O pedido de ressarcimento destas despesas realizadas pelos municípios para combater a pandemia de covid-19 deveria ter ocorrido até ao final de julho, mas foi prorrogado até 31 de agosto, segundo uma resposta conjunta do Ministério da Modernização do Estado e da Administração Pública e do Ministério do Planeamento, enviada à agência Lusa.

Os municípios podem concorrer a um apoio do Fundo de Solidariedade da União Europeia (FSUE) - Emergência de Saúde Pública para serem compensados pelas despesas que realizaram no combate à covid-19, até ao montante máximo de 150 mil euros por autarquia.

O FSUE disponibilizou um total de 55 milhões de euros para Portugal.

Até ao final de agosto, estas autarquias vão poder submeter, através do Balcão 2020, as despesas realizadas entre 14 de março e 30 de setembro de 2020, no âmbito da "assistência imediata à população afetada", na "proteção da população de risco" ou no "combate aos riscos graves para a saúde pública ou atenuação do seu impacto".

Neste âmbito, são exemplos de despesas consideradas elegíveis a compra de equipamentos e dispositivos médicos, incluindo ventiladores, equipamentos de proteção individual, designadamente máscaras, luvas e batas, a instalação de hospitais de campanha e de outras infraestruturas de proteção civil e o recurso a análises laboratoriais e de outros meios de diagnóstico.

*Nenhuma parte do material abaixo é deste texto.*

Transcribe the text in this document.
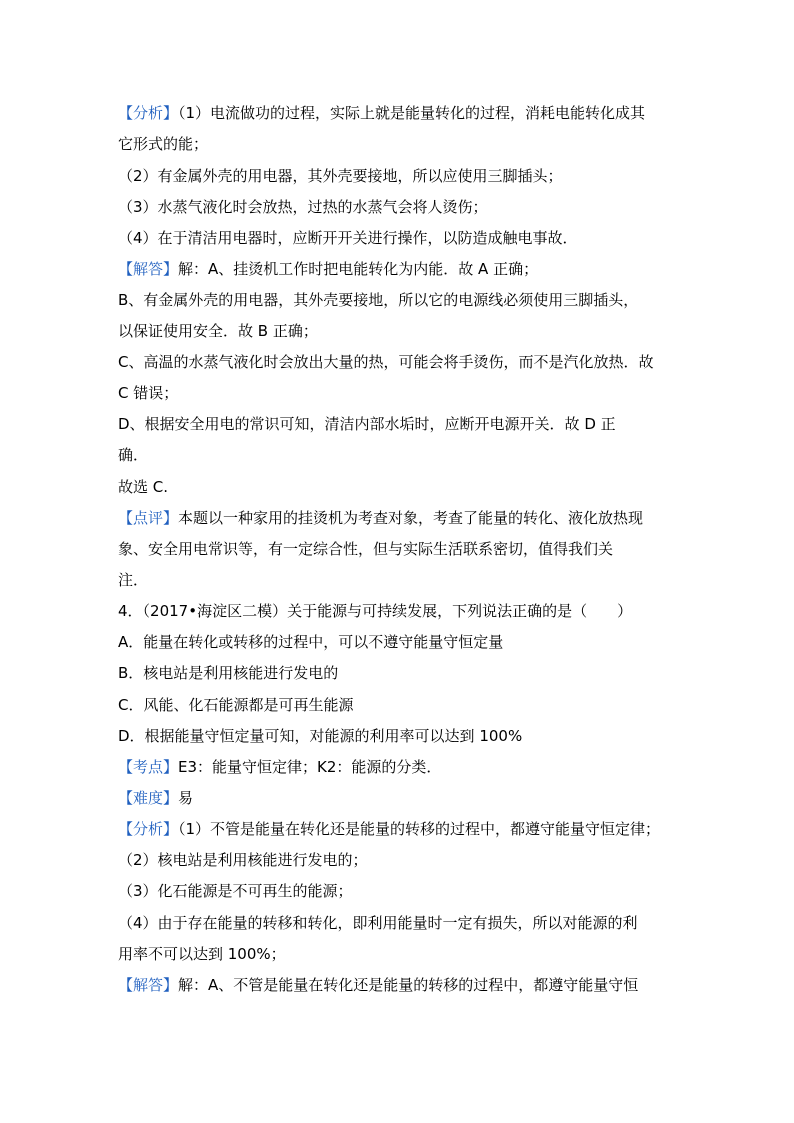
【分析】（1）电流做功的过程，实际上就是能量转化的过程，消耗电能转化成其
它形式的能；
（2）有金属外壳的用电器，其外壳要接地，所以应使用三脚插头；
（3）水蒸气液化时会放热，过热的水蒸气会将人烫伤；
（4）在于清洁用电器时，应断开开关进行操作，以防造成触电事故．
【解答】解：A、挂烫机工作时把电能转化为内能．故 A 正确；
B、有金属外壳的用电器，其外壳要接地，所以它的电源线必须使用三脚插头，
以保证使用安全．故 B 正确；
C、高温的水蒸气液化时会放出大量的热，可能会将手烫伤，而不是汽化放热．故
C 错误；
D、根据安全用电的常识可知，清洁内部水垢时，应断开电源开关．故 D 正
确．
故选 C.
【点评】本题以一种家用的挂烫机为考查对象，考查了能量的转化、液化放热现
象、安全用电常识等，有一定综合性，但与实际生活联系密切，值得我们关
注．
4．（2017•海淀区二模）关于能源与可持续发展，下列说法正确的是（　　）
A．能量在转化或转移的过程中，可以不遵守能量守恒定量
B．核电站是利用核能进行发电的
C．风能、化石能源都是可再生能源
D．根据能量守恒定量可知，对能源的利用率可以达到 100%
【考点】E3：能量守恒定律；K2：能源的分类．
【难度】易
【分析】（1）不管是能量在转化还是能量的转移的过程中，都遵守能量守恒定律；
（2）核电站是利用核能进行发电的；
（3）化石能源是不可再生的能源；
（4）由于存在能量的转移和转化，即利用能量时一定有损失，所以对能源的利
用率不可以达到 100%；
【解答】解：A、不管是能量在转化还是能量的转移的过程中，都遵守能量守恒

"O montante do apoio corresponde a 100% da despesa elegível até ao limite máximo de 150 mil euros por candidatura, ao qual poderá acrescer um montante remanescente, se houver, que será distribuído proporcionalmente pelos municípios com despesa superior a 150 mil euros", explicou o Governo, aquando do lançamento do concurso.

A pandemia de covid-19 provocou pelo menos 4.234.618 mortos em todo o mundo, entre mais de 198,8 milhões de casos de infeção pelo novo coronavírus, segundo o balanço mais recente da agência France-Presse.

Em Portugal, desde o início da pandemia, em março de 2020, morreram 17.378 pessoas e foram registados 972.127 casos de infeção, segundo a Direção-Geral da Saúde.

A doença respiratória é provocada pelo coronavírus SARS-CoV-2, detetado no final de 2019 em Wuhan, cidade do centro da China, e atualmente com variantes identificadas em países como o Reino Unido, Índia, África do Sul, Brasil e Peru.